Swift - efficient array searching

Question

I am trying to find a way to search an Int array (all numbers are > 0) and identify sequences where the sum of each element is a specific number. One element can be in more than one sequence.

This works:

let input = [2, 52, 23, 52, 28, 47, 13, 15]
let target = 75

var result: [[Int]] = []

let count = input.count
var start = 0

while start < count {
    for index in start..<count {
        let temp = Array(input[start...index])
        let sum = temp.reduce(0, +)
        
        if sum == target {
            result.append(temp)
            break
        }
        
        if sum > target {
            break
        }
    }
    
    start += 1
}


print(result) // [[52, 23], [23, 52], [28, 47], [47, 13, 15]]

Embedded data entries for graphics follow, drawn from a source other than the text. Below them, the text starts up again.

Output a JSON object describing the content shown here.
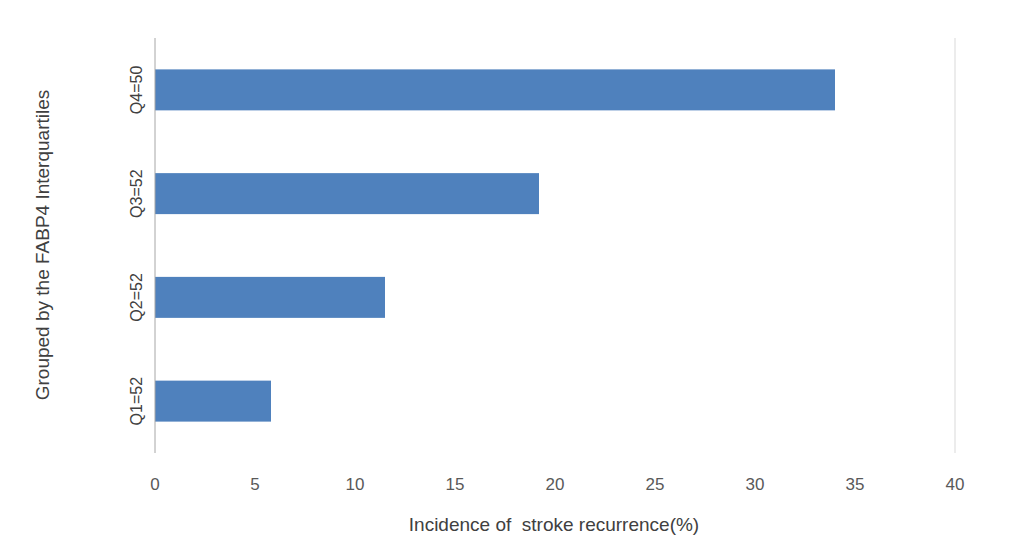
{
  "chart_data": {
    "type": "bar",
    "orientation": "horizontal",
    "y_label": "Grouped by the FABP4 Interquartiles",
    "x_label": "Incidence of  stroke recurrence(%)",
    "categories": [
      "Q1=52",
      "Q2=52",
      "Q3=52",
      "Q4=50"
    ],
    "values": [
      5.8,
      11.5,
      19.2,
      34.0
    ],
    "color": "#4f81bd",
    "xlim": [
      0,
      40
    ],
    "xticks": [
      0,
      5,
      10,
      15,
      20,
      25,
      30,
      35,
      40
    ],
    "grid": false
  }
}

However, when the array gets longer and the target higher, it obviously slows down. For instance an array of 10000 elements and a target of 400 takes about 2 seconds. The above example takes 0.008 seconds.

Is there anyway I can improve on my code so that it doesn't slow down so much for larger arrays and targets?

Answer 1

Instead of putting everything into the “main” unit it is better to put the search algorithm in a dedicated function:

func subarrays(in input:[Int], withSum target: Int) -> [[Int]] {
    // ...
}

print(subarrays(in: [2, 52, 23, 52, 28, 47, 13, 15], withSum: 75))

That is clearer and allows to add test cases easily.

You use a while loop for iterating over the start index, and a for loop for iterating over the end index. I would use a for loop for both.

If the lower index is called start end the upper index is better called end (alternatively: startIndex, endIndex or lowIndex, highIndex).

Since all input numbers are positive, a target <= 0 can never be achieved, so one can check that case first.

You add the input numbers between start and end index with reduce(), which can be done directly on the array slice. This saves some array creations (which copy the elements).

The code would then look like this:

func subarrays(in input:[Int], withSum target: Int) -> [[Int]] {
    if target <= 0 {
        return []
    }
    
    var result: [[Int]] = []
    let count = input.count
    for start in 0..<count {
        for end in start..<count {
            let sum = input[start...end].reduce(0, +)
            if sum == target {
                result.append(Array(input[start...end]))
                break
            }
            if sum > target {
                break
            }
        }
    }
    return result
}

Instead of calculating the sum over every slice one can update the sum when the end index is incremented. This allows to get rid of the reduce() call and reduces (!) the complexity from \$ O(N^3) \$ to \$ O(N^2) \$ (where \$ N \$ is the length of the input array):

func subarrays(in input:[Int], withSum target: Int) -> [[Int]] {
    if target <= 0 {
        return []
    }

    var result: [[Int]] = []
    let count = input.count
    for start in 0..<count {
        var sum = 0
        for end in start..<count {
            sum += input[end]
            if sum == target {
                result.append(Array(input[start...end]))
                break
            }
            if sum > target {
                break
            }
        }
    }
    return result
}

But there is a better algorithm: Instead of two nested loops it suffices to increment the end index if the current sum is too small, and to increment the start index if the current sum is too large. The current sum is always kept up to date by incrementing or decrementing it accordingly:

func subarrays(in input:[Int], withSum target: Int) -> [[Int]] {
    var result: [[Int]] = []

    let count = input.count
    var start = 0
    var end = 0
    var sum = 0
    // Loop invariants: 
    //    0 <= start <= end <= count
    //    sum = input[start] + ... + input[end - 1]
    while start < count {
        while end < count {
            sum += input[end] ; end += 1
            if sum == target {
                result.append(Array(input[start..<end]))
                break
            } else if sum > target {
                break
            }
        }
        while start < end {
            sum -= input[start] ; start += 1
            if sum == target {
                result.append(Array(input[start..<end]))
                break
            } else if sum < target {
                break
            }
        }
    }
    return result
}

Documenting the loop invariants help to understand the logic of the nested while loops.

This algorithm has \$ O(N) \$ complexity, and should be considerably faster for large arrays.